Investors drawn to China despite risks
By Guy de Jonquieres, FT.Com
January 31 2005
If the quality of corporate governance was measured by published regulations and good intentions, China would be a model of probity. Its authorities churn out such injunctions almost weekly. But recent scandals and murky dealings at China Aviation Oil, the soon-to-be privatised Bank of China and a string of other companies are pointed reminders of the wide gulf between official pronouncements and commercial reality.
To be fair, China's regulators recognise what needs to be done and are trying their best to do it. They know systematic corporate misconduct undermines economic development and could scare off the foreign capital on which it depends. In that respect, at least, they are faster learners than authorities in Japan and South Korea.
Progress has undoubtedly been made, albeit from a very low level. The outlines of a clearer regulatory and legal framework are emerging, corporate boards are being established and some companies have begun to clean up their act. Jamie Allen of the Asia Corporate Governance Association, an activist group, argues that, when judged by the opaque cronyism and weak corporate accountability prevalent in much of Asia, China does not look quite so bad.
Yet even optimists expect just curbing rampant abuses to take a decade or more - and the path ahead is strewn with obstacles. They start with weak enforcement. The state-owned Assets and Supervision and Administration Commission, which oversees big state-owned enterprises, is still finding its feet. The China Securities Regulatory Commission, which supervises listed companies, lacks resources and sustained high-level political backing. Many regulations have no clear basis in law and are at the mercy of courts more disposed to favour powerful local interests than to dispense justice.
Those deficiencies are rooted in the intrinsic weakness and dubious legitimacy of the Chinese state. Its failure to develop strong independent institutions has left the Communist party as a central instrument for implementing policy. Sometimes, SOE heads also chair local party committees. In many SOEs, these enjoy a status superior to that of the board, assuming there is one. Independent directors, many with few qualifications for the job, are often kept in the dark.
Though capable of ruthless effectiveness, the party, by definition, is ruled by a political, rather than a commercial, agenda. In a system where all important jobs carry government grades, some heads of big SOEs out-rank their regulators, while their companies' performance may be only incidental to their career prospects.
Exposure to capital markets through public equity offerings has been scarcely more effective in imposing disciplines on managers. Many so-called privatisations so far have simply parcelled out dominant shareholdings to different arms of government, leaving only minority stakes for private investors.
Although ministries' direct interference in day-to-day management is being curbed, companies still face pressure to fulfil sometimes conflicting social and industrial policy priorities. That helps explain why studies have repeatedly found that many Chinese companies perform worse after privatisation than before.
For foreign investors, all this should amount to a large sign flashing caveat emptor in bright lights - all the more so as China prepares to sell off minority stakes in its large banks. Although they have been re-capitalised, the quality of their recent loans is unclear and they have still to undergo restructuring.

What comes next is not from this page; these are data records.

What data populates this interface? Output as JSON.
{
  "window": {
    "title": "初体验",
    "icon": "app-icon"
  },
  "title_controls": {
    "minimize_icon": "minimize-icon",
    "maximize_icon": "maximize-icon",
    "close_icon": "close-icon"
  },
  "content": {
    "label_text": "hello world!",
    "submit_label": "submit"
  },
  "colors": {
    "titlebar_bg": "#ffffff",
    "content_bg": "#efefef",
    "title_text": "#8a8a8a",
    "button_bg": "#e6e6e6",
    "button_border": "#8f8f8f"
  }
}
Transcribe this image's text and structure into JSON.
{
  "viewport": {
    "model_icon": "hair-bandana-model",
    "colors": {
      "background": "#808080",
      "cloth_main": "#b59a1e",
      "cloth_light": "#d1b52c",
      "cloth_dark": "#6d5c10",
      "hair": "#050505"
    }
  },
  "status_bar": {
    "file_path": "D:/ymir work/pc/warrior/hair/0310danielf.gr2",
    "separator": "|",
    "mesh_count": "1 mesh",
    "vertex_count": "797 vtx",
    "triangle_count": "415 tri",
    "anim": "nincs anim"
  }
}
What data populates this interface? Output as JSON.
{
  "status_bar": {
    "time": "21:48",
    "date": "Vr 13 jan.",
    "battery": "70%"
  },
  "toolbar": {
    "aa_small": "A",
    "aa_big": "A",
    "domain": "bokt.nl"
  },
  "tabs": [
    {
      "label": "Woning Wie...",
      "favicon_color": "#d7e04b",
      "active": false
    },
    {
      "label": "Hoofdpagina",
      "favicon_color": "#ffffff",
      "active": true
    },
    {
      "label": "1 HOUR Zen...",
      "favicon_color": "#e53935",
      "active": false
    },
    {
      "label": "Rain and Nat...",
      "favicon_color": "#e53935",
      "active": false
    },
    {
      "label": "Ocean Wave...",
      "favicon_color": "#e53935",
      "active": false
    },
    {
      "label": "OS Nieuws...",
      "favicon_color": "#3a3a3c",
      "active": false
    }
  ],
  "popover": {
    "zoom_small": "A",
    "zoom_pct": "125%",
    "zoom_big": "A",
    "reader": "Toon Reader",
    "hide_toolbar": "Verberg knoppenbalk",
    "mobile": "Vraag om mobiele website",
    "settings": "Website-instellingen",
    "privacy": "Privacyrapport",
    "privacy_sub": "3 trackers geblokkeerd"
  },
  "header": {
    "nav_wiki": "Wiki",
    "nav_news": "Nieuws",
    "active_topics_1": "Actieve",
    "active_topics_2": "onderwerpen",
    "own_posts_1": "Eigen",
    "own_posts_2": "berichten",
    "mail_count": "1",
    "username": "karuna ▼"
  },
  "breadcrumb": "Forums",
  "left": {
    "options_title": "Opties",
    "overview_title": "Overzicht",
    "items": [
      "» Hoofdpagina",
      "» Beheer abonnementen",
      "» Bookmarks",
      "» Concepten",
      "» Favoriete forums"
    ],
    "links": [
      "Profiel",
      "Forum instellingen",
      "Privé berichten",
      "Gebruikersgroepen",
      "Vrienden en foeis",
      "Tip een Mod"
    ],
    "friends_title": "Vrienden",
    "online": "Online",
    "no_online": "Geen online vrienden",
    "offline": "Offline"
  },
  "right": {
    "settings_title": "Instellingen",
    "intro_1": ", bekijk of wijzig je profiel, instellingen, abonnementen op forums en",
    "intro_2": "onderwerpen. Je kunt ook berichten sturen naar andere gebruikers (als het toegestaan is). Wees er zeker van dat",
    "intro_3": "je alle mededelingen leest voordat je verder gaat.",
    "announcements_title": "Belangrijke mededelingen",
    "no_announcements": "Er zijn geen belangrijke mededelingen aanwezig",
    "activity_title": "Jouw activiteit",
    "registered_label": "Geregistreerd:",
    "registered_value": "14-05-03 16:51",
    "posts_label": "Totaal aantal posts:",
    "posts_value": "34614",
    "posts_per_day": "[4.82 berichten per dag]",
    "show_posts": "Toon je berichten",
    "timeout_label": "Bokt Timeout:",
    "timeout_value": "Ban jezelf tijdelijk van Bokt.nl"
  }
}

Yet where China is concerned, there is a long history of foreigners shedding their normal caution and being transported by heady visions of limitless gain.
Where else, after all, offers so many opportunities to participate in such a phenomenal growth story? And whatever the risks of plunging in, how much greater are the risks of being left out?
Few would dispute either China's economic potential or the country's capacity to harness it: only now are the implications starting to dawn on the world. However, China's ability to grow and prosper is one thing. For outsiders to reap dividends from it is quite another. Much more must be done to instil order in the country's turbulent corporate sector before those two interests are clearly aligned.